Lá estavam os dois diante de uma garrafa de cerveja, dois copos cheios e o tal envelope. Após dois longos goles, os homens abriram o envelope, que pareceu decidir o destino dos dois: “Negativo”.
Surpreso, Guilherme arregalou os olhos, enquanto Olímpio Augusto, que nunca tivera filhos, pareceu decepcionado. As lágrimas em seu rosto o impulsionaram para perto do rapaz e, então, ele acolheu em seus braços o até então filho que nunca teve.
— Não entendo, seu Olímpio Augusto. Mamãe me disse que o senhor era o meu pai.

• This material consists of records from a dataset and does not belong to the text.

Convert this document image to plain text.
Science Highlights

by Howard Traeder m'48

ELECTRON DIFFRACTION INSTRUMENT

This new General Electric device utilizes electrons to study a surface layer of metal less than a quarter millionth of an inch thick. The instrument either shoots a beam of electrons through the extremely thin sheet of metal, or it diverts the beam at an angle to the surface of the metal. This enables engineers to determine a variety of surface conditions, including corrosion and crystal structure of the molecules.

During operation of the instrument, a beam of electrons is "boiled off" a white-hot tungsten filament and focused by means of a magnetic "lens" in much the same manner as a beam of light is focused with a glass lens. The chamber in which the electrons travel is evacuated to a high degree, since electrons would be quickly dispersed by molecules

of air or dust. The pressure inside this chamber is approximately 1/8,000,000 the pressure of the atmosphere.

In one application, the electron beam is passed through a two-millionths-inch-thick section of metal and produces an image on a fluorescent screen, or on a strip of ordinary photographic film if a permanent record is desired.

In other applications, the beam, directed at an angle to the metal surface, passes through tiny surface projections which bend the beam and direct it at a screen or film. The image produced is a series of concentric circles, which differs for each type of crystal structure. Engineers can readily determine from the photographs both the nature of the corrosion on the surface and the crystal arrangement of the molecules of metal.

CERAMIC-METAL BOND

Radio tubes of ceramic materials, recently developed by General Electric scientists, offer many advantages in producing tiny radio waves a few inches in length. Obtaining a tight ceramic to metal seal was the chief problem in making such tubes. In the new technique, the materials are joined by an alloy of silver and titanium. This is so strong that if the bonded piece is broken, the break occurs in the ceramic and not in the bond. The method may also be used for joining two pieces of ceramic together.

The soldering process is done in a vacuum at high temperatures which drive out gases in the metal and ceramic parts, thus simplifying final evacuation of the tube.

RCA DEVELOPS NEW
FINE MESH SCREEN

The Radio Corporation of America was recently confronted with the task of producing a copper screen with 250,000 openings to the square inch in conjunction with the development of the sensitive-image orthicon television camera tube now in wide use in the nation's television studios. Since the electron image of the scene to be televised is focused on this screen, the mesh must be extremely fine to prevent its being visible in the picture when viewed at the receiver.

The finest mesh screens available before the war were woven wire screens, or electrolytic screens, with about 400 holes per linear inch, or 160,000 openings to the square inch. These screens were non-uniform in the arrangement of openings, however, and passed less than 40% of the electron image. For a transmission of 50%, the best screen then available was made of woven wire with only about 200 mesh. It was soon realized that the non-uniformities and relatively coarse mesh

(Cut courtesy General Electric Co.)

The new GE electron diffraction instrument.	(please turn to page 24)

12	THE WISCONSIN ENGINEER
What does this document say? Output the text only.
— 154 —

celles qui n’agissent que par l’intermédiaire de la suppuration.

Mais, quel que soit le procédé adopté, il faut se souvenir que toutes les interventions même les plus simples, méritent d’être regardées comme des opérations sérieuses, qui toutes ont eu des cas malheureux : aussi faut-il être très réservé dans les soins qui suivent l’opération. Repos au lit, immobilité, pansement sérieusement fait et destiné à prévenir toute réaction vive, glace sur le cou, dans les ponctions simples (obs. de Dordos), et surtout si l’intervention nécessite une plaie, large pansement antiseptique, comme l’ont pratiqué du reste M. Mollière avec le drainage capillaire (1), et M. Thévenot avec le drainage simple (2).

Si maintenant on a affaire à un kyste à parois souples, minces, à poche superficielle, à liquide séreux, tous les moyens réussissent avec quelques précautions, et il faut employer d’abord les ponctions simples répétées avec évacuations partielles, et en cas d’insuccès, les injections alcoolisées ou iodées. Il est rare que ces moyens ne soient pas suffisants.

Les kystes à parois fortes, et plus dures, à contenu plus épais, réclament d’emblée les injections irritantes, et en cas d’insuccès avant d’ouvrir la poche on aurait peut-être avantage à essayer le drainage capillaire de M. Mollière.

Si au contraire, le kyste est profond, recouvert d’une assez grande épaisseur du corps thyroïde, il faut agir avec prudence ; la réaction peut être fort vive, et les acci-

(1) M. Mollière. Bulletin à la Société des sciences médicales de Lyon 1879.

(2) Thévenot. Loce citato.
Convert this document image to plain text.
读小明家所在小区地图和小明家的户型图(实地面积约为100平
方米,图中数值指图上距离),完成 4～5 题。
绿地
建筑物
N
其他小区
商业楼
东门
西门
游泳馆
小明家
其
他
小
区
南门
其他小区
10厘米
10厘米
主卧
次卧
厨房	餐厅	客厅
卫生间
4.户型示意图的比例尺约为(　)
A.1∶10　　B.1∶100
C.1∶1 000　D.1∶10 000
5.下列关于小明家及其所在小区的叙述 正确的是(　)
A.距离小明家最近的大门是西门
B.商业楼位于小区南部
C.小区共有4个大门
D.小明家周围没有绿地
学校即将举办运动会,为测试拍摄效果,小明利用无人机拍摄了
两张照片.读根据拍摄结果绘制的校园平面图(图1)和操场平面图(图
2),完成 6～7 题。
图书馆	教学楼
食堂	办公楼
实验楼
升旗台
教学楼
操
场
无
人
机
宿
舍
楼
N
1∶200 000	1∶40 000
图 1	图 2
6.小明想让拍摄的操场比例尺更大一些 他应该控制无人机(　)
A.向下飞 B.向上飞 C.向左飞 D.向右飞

— Às vezes o teste errou, meu filho.
Guilherme retornou para casa cabisbaixo, onde encontrou a mãe preparando o jantar. A mulher percebeu os olhos marejados do filho e, instintivamente, foi visitada pela certeza da descoberta da mentira.
— Por que a senhora inventou aquela história, mamãe?
— Ah, meu filho, seu pai era um homem tão desprezível, que eu precisava lhe incutir a esperança de ser filho de alguém decente.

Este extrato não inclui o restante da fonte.